Tally subsequently wrote saying it would like to use the JCT Prime Cost form. Pegram wrote back. It did not like the JCT contract and suggested its own standard conditions. Several letters were exchanged without any conclusion being reached.

Work went ahead, but a row broke out about the final account, and in July 2002 Pegram started an adjudication. It maintained that its conditions had applied, and as they did not contain any adjudication clause, the Scheme for Construction Contracts provided the procedure for the adjudication. Tally maintained that the JCT contract applied, and with it the JCT adjudication rules.

The adjudicator decided to press on using the Scheme, and made a decision in favour of Pegram in the sum of £95,484 plus interest.

Tally refused to pay. It argued that there had been no contract, and that therefore the adjudicator had no jurisdiction. It also argued that if there had been a contract, it would be based on the JCT form, therefore the adjudicator had been appointed on the wrong basis and so again he had no jurisdiction.

This came before Judge Thornton in the Technology and Construction Court in February. He was not impressed by the apparently artificial arguments put forward by Tally. It was difficult for them to say that there was no contract but at the same time to say that the JCT contract applied. He took the view that there may be doubt about the exact terms of the contract, but not about its existence. If there was doubt about the choice of adjudication rules, the Scheme should apply by default. He gave summary judgment in favour of Pegram.

The decision may have seemed like common sense, but Lord Justice May had little problem in turning it upside down

This seemed to be a robust, common-sense way to stop an unsuccessful party from escaping.
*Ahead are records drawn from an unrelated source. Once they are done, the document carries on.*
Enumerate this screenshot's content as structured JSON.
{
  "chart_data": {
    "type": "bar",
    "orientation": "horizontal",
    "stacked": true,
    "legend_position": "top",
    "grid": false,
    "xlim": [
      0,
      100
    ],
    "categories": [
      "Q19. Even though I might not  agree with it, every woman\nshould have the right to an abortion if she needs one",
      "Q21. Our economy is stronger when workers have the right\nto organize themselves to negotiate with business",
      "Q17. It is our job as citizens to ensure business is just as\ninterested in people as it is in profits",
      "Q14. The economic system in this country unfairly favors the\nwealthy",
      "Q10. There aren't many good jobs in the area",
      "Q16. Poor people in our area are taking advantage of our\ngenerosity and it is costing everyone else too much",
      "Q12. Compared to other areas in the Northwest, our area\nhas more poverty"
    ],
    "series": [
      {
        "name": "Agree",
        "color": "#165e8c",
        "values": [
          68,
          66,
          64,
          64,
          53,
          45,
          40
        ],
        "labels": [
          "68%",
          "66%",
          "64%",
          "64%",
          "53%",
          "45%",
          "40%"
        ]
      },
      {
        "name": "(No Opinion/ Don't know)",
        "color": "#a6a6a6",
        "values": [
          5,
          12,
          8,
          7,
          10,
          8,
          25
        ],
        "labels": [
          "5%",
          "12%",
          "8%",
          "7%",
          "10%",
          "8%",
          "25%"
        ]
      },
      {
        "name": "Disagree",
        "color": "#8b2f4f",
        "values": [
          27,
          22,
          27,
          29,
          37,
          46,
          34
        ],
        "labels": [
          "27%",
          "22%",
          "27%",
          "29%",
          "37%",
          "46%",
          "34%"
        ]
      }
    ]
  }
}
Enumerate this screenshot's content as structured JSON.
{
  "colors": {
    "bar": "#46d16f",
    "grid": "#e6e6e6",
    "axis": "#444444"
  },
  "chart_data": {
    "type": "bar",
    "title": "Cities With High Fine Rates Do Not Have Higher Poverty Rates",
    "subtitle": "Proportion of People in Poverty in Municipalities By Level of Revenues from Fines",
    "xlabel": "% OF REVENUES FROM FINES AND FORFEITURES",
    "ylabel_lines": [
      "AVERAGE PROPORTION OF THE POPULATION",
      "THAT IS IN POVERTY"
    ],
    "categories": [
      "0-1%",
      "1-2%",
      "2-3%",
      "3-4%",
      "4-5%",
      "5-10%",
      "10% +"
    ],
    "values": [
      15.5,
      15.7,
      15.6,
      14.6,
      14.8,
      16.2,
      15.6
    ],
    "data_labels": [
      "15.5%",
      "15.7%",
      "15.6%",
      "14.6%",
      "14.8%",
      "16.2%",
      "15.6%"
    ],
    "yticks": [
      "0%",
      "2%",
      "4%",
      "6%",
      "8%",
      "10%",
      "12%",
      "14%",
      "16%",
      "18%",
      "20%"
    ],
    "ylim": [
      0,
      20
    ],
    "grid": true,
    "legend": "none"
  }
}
After all, the differences in the two sets of adjudication rules are unlikely to have made any serious difference to the sum of money that had to be paid.

Tally did not agree; it went to the Court of Appeal. Judge Thornton's decision may have seemed like common sense, but Lord Justice May had little problem in turning it upside down.

Tally may have been right in arguing that the JCT contract was in place, and not Pegram's own terms. It may also have been right in arguing that if the JCT contract was not agreed, there was no contract at all. Certainly there was no contract in writing, which is the starting point for any adjudication. Therefore it was possible that the adjudicator had had no jurisdiction. If there was an arguable defence to enforcement of the adjudicator's decision, which there was, Judge Thornton should not have given summary judgment.

Lawyers who support the efforts of the courts to stop artificial arguments about the enforceability of adjudicators' decisions will reluctantly accept that this decision is right.